4. Positive Cash Flow Properties Tip #4: Depreciation
Another great perk of real estate investing is the tax credits and tax advantages you earn from owning a real estate investment. With this said, the more you claim for depreciation on your rental property, the higher your tax credit and the more money you save. Newer real estate properties offer much higher levels of depreciation than older more established properties. So, the newer the property, the more positive cash flow returns you earn.
5. Positive Cash Flow Properties Tip #5: Nail Down the Expenses
Keeping your rental expenses to a minimum increases your cash flow returns and helps real estate investors safeguard a profitable real estate property. Major rental expenses include but are not limited to property tax, insurance, real estate tax, repairs etc. If you can offset expenses with monthly cash flow returns or a surplus of cash, then it’s a positive cash flow property and you have made the right investment decision. Make sure to have a budget for rental repairs down the line to keep your rental costs at a minimum and avoid major financial hiccups. One of the best real estate investing strategies to hone down is to lower your expenses long term.
6. Positive Cash Flow Properties Tip#6: Build Equity
Building equity is one of the best real estate investing strategies because it is what makes most rental properties positively geared. The more equity you have on a real estate investment, the more positive cash flow returns you will earn on the property. With equity, you gain the leverage to buy more rental property to diversify and grow a real estate portfolio. A rental property is considered a profitable investment with positive cash flow returns if the real estate investors are able to keep the loan to 50% of the property value or less. This is called the loan-to-value ratio (LVR). Investopedia defines the loan-to-value (LTV) ratio as a financial term used by lenders to express the ratio of a loan to the value of an asset purchased.
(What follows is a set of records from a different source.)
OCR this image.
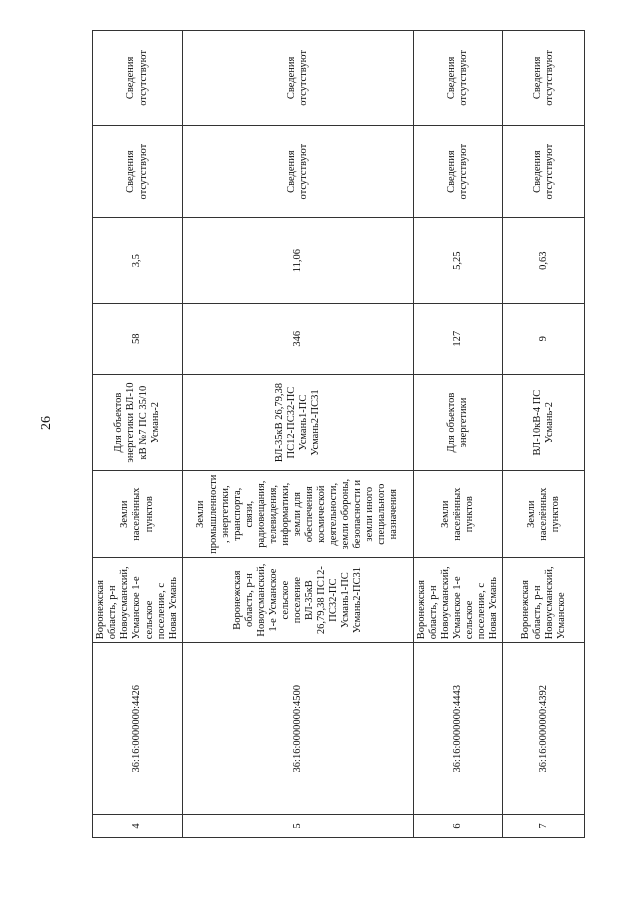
26
4	36:16:0000000:4426	Воронежская область, р-н Новоусманский, Усманское 1-е сельское поселение, с Новая Усмань	Земли населённых пунктов	Для объектов энергетики ВЛ-10 кВ №7 ПС 35/10 Усмань-2	58	3,5	Сведения отсутствуют	Сведения отсутствуют
5	36:16:0000000:4500	Воронежская область, р-н Новоусманский, 1-е Усманское сельское поселение ВЛ-35кВ 26,79,38 ПС12-ПС32-ПС Усмань1-ПС Усмань2-ПС31	Земли промышленности, энергетики, транспорта, связи, радиовещания, телевидения, информатики, земли для обеспечения космической деятельности, земли обороны, безопасности и земли иного специального назначения	ВЛ-35кВ 26,79,38 ПС12-ПС32-ПС Усмань1-ПС Усмань2-ПС31	346	11,06	Сведения отсутствуют	Сведения отсутствуют
6	36:16:0000000:4443	Воронежская область, р-н Новоусманский, Усманское 1-е сельское поселение, с Новая Усмань	Земли населённых пунктов	Для объектов энергетики	127	5,25	Сведения отсутствуют	Сведения отсутствуют
7	36:16:0000000:4392	Воронежская область, р-н Новоусманский, Усманское	Земли населённых пунктов	ВЛ-10кВ-4 ПС Усмань-2	9	0,63	Сведения отсутствуют	Сведения отсутствуют
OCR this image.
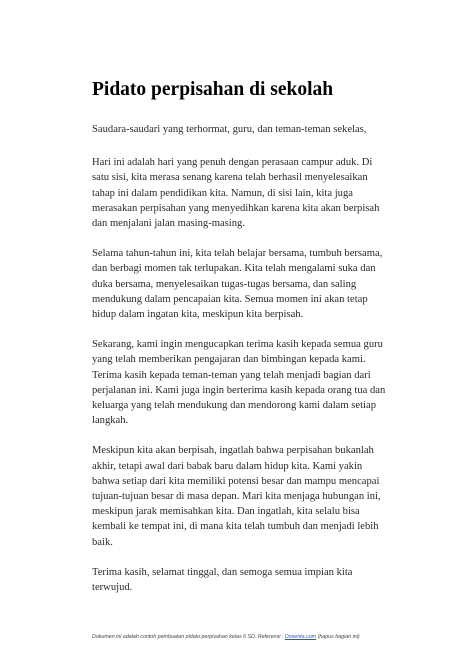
Pidato perpisahan di sekolah

Saudara-saudari yang terhormat, guru, dan teman-teman sekelas,

Hari ini adalah hari yang penuh dengan perasaan campur aduk. Di satu sisi, kita merasa senang karena telah berhasil menyelesaikan tahap ini dalam pendidikan kita. Namun, di sisi lain, kita juga merasakan perpisahan yang menyedihkan karena kita akan berpisah dan menjalani jalan masing-masing.

Selama tahun-tahun ini, kita telah belajar bersama, tumbuh bersama, dan berbagi momen tak terlupakan. Kita telah mengalami suka dan duka bersama, menyelesaikan tugas-tugas bersama, dan saling mendukung dalam pencapaian kita. Semua momen ini akan tetap hidup dalam ingatan kita, meskipun kita berpisah.

Sekarang, kami ingin mengucapkan terima kasih kepada semua guru yang telah memberikan pengajaran dan bimbingan kepada kami. Terima kasih kepada teman-teman yang telah menjadi bagian dari perjalanan ini. Kami juga ingin berterima kasih kepada orang tua dan keluarga yang telah mendukung dan mendorong kami dalam setiap langkah.

Meskipun kita akan berpisah, ingatlah bahwa perpisahan bukanlah akhir, tetapi awal dari babak baru dalam hidup kita. Kami yakin bahwa setiap dari kita memiliki potensi besar dan mampu mencapai tujuan-tujuan besar di masa depan. Mari kita menjaga hubungan ini, meskipun jarak memisahkan kita. Dan ingatlah, kita selalu bisa kembali ke tempat ini, di mana kita telah tumbuh dan menjadi lebih baik.

Terima kasih, selamat tinggal, dan semoga semua impian kita terwujud.

Dokumen ini adalah contoh pembuatan pidato perpisahan kelas 6 SD. Referensi : Dosenta.com (hapus bagian ini)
The total cost of a loan increases as the LTV ratio increases, and vise versa. For example, a borrower with an LTV ratio of 95% may be approved for a new mortgage, but the interest rate will be higher than a borrower with an LTV ratio of 75%.
7. Positive Cash Flow Properties Tip #7: Buy Older Properties to Renovate
Buying an older property in a good location to reap high ROI is amongst the best real estate investing strategies. The rationale behind this real estate strategy is the fact that older properties are usually cheaper than newly renovated and built properties. If you want to make a good bargain, look for these rental properties at a discount to market value to reap positive cash flow returns in the long run. The key here is to capitalize on a good location first and foremost, but do not rush into buying a rental property before estimating the expected expenses you will incur to renovate and refurbish the rental property. If your cost and benefit analysis makes economic sense to buy the house, then go for it without hesitating. But if the opposite is true, stay on the safe side and buy a newer investment property that won’t cost you as much as the renovation.
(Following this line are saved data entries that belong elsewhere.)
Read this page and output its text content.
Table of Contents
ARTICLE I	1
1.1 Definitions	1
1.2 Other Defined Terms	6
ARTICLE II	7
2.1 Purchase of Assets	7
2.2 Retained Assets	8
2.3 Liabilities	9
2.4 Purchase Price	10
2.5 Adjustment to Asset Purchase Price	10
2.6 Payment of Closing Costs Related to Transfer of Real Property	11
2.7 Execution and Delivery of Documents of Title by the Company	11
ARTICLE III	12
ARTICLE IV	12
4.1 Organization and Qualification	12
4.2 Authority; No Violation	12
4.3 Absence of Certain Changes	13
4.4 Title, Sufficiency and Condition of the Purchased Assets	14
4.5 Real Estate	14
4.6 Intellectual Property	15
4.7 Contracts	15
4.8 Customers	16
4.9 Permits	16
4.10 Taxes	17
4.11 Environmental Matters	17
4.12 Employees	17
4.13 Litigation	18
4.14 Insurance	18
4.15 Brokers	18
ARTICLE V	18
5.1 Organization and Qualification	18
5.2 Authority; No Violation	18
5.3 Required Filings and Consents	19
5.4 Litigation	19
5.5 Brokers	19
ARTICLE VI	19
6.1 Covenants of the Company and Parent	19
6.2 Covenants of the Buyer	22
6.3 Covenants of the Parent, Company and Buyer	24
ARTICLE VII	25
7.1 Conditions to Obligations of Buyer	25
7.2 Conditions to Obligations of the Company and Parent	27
It is never too early or too late to start investing in real estate to grow your wealth and gain financial freedom over time. The smarter way to accumulate wealth in real estate is through studying the market and seeking professional advice from mentors and/or real estate advisors to keep your business profitable every step of the way. Sometimes, learning the hard way might burn a hole in your pocket, so the key takeaway is to stay on a steep learning curve and use the aforementioned real estate investing strategies to capitalize on positive cash flow properties.